We open with one of their catchiest songs yet: “Hard Times”. The opener is the heir apparent to their smash hit “Ain’t It Fun”. Both tracks are addictive and use their upbeat tone to mask a bleaker message. Where “Ain’t It Fun” was a nod to their older style, “Hard Times” is a complete departure. Hayley Williams’ vocals here are more dynamic and fun and the music takes heavy influence from 80s pop. The overlapping themes on the record are presented perfectly here; you don’t know how you survive hard times, but you have to power through anyway. This entire record touches on feeling fed up with that fact. Exhaustion with survival is a major recurring theme here.
“Told You So” is driven by keys and bass and plays like a Paramore remix more than anything. Melodically, it fits so tight with any of their records that it’s familiar-sounding upon first listen, like déjà vu. It’s catchy enough to avoid being skipped, but after a few listens of the record, this wasn’t one that I found myself remembering, let alone coming back to. “Caught in the Middle” is another track that I felt was lackluster. It was catchy enough to nod along to but it never stuck. Two mediocre tracks is a major improvement over their last effort though, which I felt was largely forgettable.
“Fake Happy,” is textbook Paramore songwriting. The message can be related to, but it is at times so blunt it can come out dull. Still, it’s one of the strongest tracks on the record. Williams keeps her voice distorted at the beginning of the song before synthesizers greet us and the full band breaks out.
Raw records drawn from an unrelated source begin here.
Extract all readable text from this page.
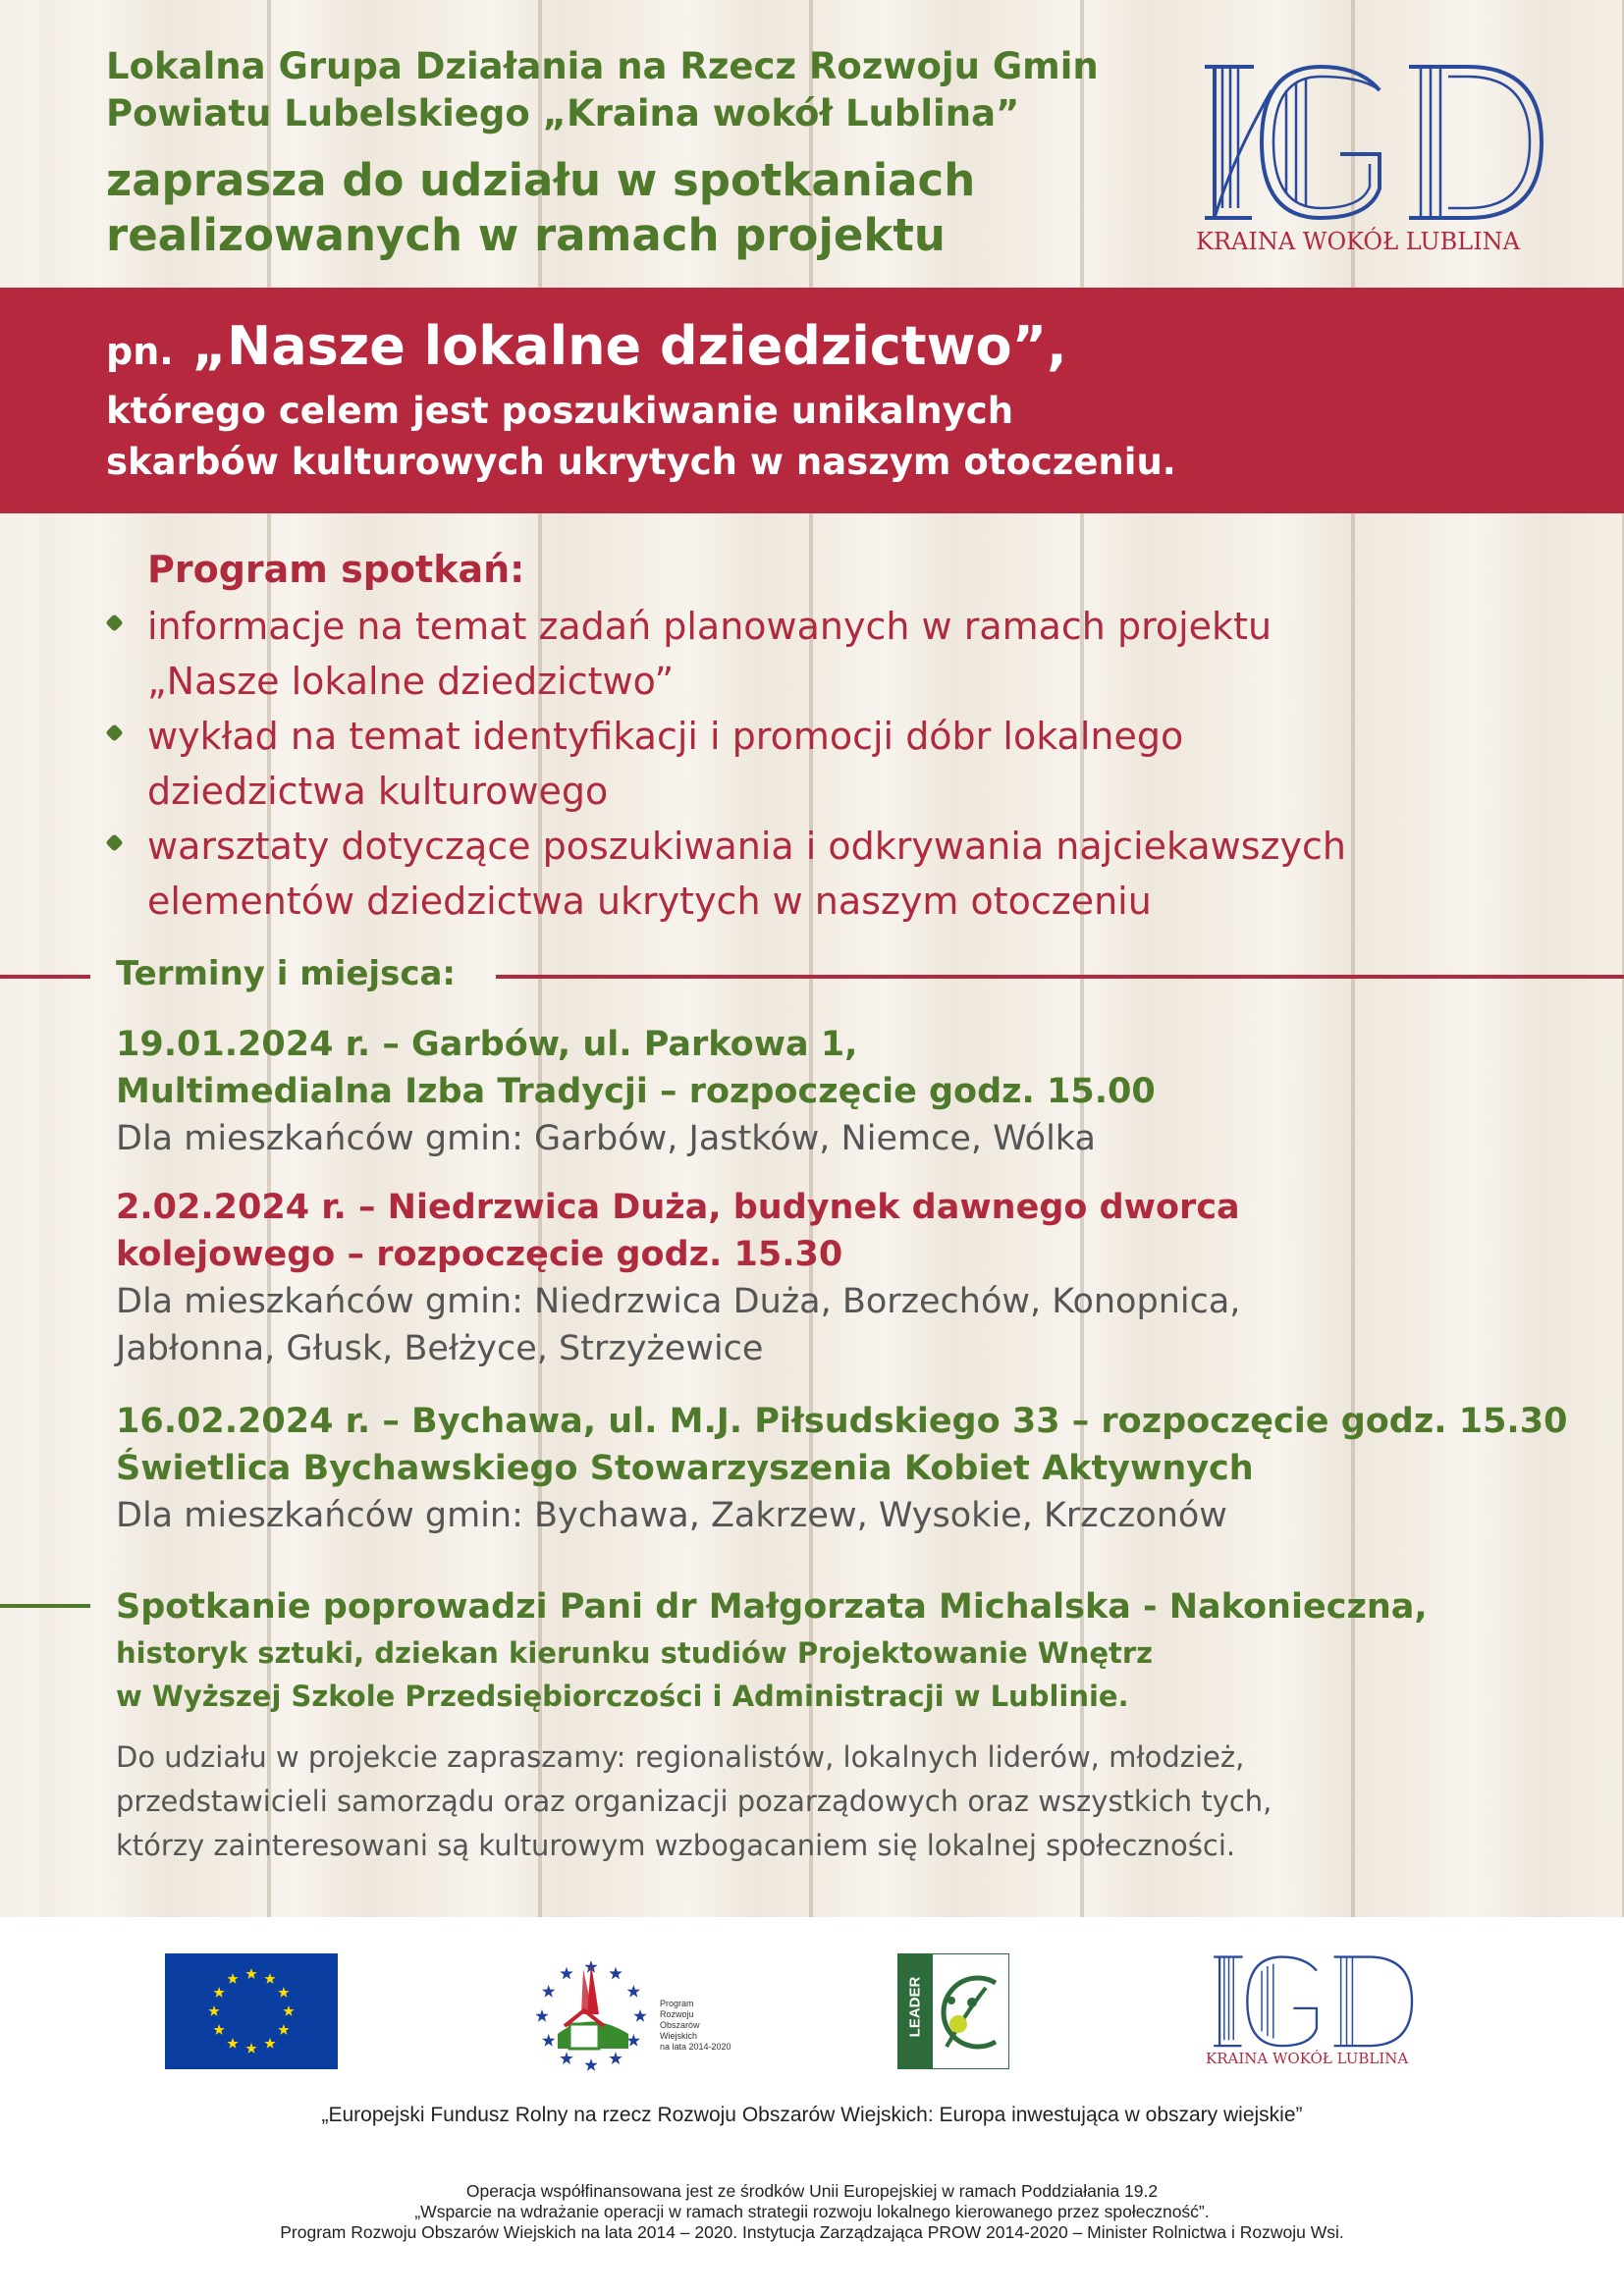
Lokalna Grupa Działania na Rzecz Rozwoju Gmin
Powiatu Lubelskiego „Kraina wokół Lublina”
zaprasza do udziału w spotkaniach
realizowanych w ramach projektu	KRAINA WOKÓŁ LUBLINA
pn. „Nasze lokalne dziedzictwo”,
którego celem jest poszukiwanie unikalnych
skarbów kulturowych ukrytych w naszym otoczeniu.
Program spotkań:
informacje na temat zadań planowanych w ramach projektu
„Nasze lokalne dziedzictwo”
wykład na temat identyfikacji i promocji dóbr lokalnego
dziedzictwa kulturowego
warsztaty dotyczące poszukiwania i odkrywania najciekawszych
elementów dziedzictwa ukrytych w naszym otoczeniu
Terminy i miejsca:
19.01.2024 r. – Garbów, ul. Parkowa 1,
Multimedialna Izba Tradycji – rozpoczęcie godz. 15.00
Dla mieszkańców gmin: Garbów, Jastków, Niemce, Wólka
2.02.2024 r. – Niedrzwica Duża, budynek dawnego dworca
kolejowego – rozpoczęcie godz. 15.30
Dla mieszkańców gmin: Niedrzwica Duża, Borzechów, Konopnica,
Jabłonna, Głusk, Bełżyce, Strzyżewice
16.02.2024 r. – Bychawa, ul. M.J. Piłsudskiego 33 – rozpoczęcie godz. 15.30
Świetlica Bychawskiego Stowarzyszenia Kobiet Aktywnych
Dla mieszkańców gmin: Bychawa, Zakrzew, Wysokie, Krzczonów
Spotkanie poprowadzi Pani dr Małgorzata Michalska - Nakonieczna,
historyk sztuki, dziekan kierunku studiów Projektowanie Wnętrz
w Wyższej Szkole Przedsiębiorczości i Administracji w Lublinie.
Do udziału w projekcie zapraszamy: regionalistów, lokalnych liderów, młodzież,
przedstawicieli samorządu oraz organizacji pozarządowych oraz wszystkich tych,
którzy zainteresowani są kulturowym wzbogacaniem się lokalnej społeczności.
Program
Rozwoju
Obszarów
Wiejskich
na lata 2014-2020
LEADER
KRAINA WOKÓŁ LUBLINA
„Europejski Fundusz Rolny na rzecz Rozwoju Obszarów Wiejskich: Europa inwestująca w obszary wiejskie”
Operacja współfinansowana jest ze środków Unii Europejskiej w ramach Poddziałania 19.2
„Wsparcie na wdrażanie operacji w ramach strategii rozwoju lokalnego kierowanego przez społeczność”.
Program Rozwoju Obszarów Wiejskich na lata 2014 – 2020. Instytucja Zarządzająca PROW 2014-2020 – Minister Rolnictwa i Rozwoju Wsi.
The notion of putting on a face is something that most people can relate to. Eventually, it becomes too much to do, and you hit a crossroads where you have to decide how much it’s really worth to keep the façade up. This song would be on a playlist for that crossroad and has the potential to be one of their next big singles.
They get a little folksy and introspective on “26”. It’s a rare ballad for the group, sticking to a single guitar, airy percussion, and a beautiful string arrangement. Williams recently commented on her change of hair, citing a need to remove herself from that part of her life in order to stable her emotions. The track, in a similar fashion, beckons the listener to hold on to hope no matter what. Williams does a good job at projecting an exhausted sound in her voice without going over the top with it. “Idle Worship” on the other hand, is Williams at her best. She yelps with energy and drives a hell of a melody in the chorus, with a choir-like backing arrangement leading into it. The first eight seconds of the track are reminiscent of some funky electro-swing too. It’s a really fun song and second only to “Hard Times” in terms of catchiness.
The album hits its peak though with “No Friend”. Mewithoutyou’s Aaron Weiss contributes vocals to the track, bringing his signature style and draw to an unfamiliar sound and showing that despite elevating to pop star status, the band hasn’t forgotten their roots. This song is really unlike anything the band has ever attempted before. It reminds me of their self-titled’s closer, Future. But where Future grew from subdued into something awe-inspiring, we instead have Weiss’s restrained and muffled voice bleeding through a sprawling arrangement. It is one of their most experimental songs and one of their best as well. Paramore is a great pop band and their change in style has clearly been a lucrative one for them. I just can’t help but hope we see a release similar to “No Friend” and “Future” because they have an uncanny knack for indie rock.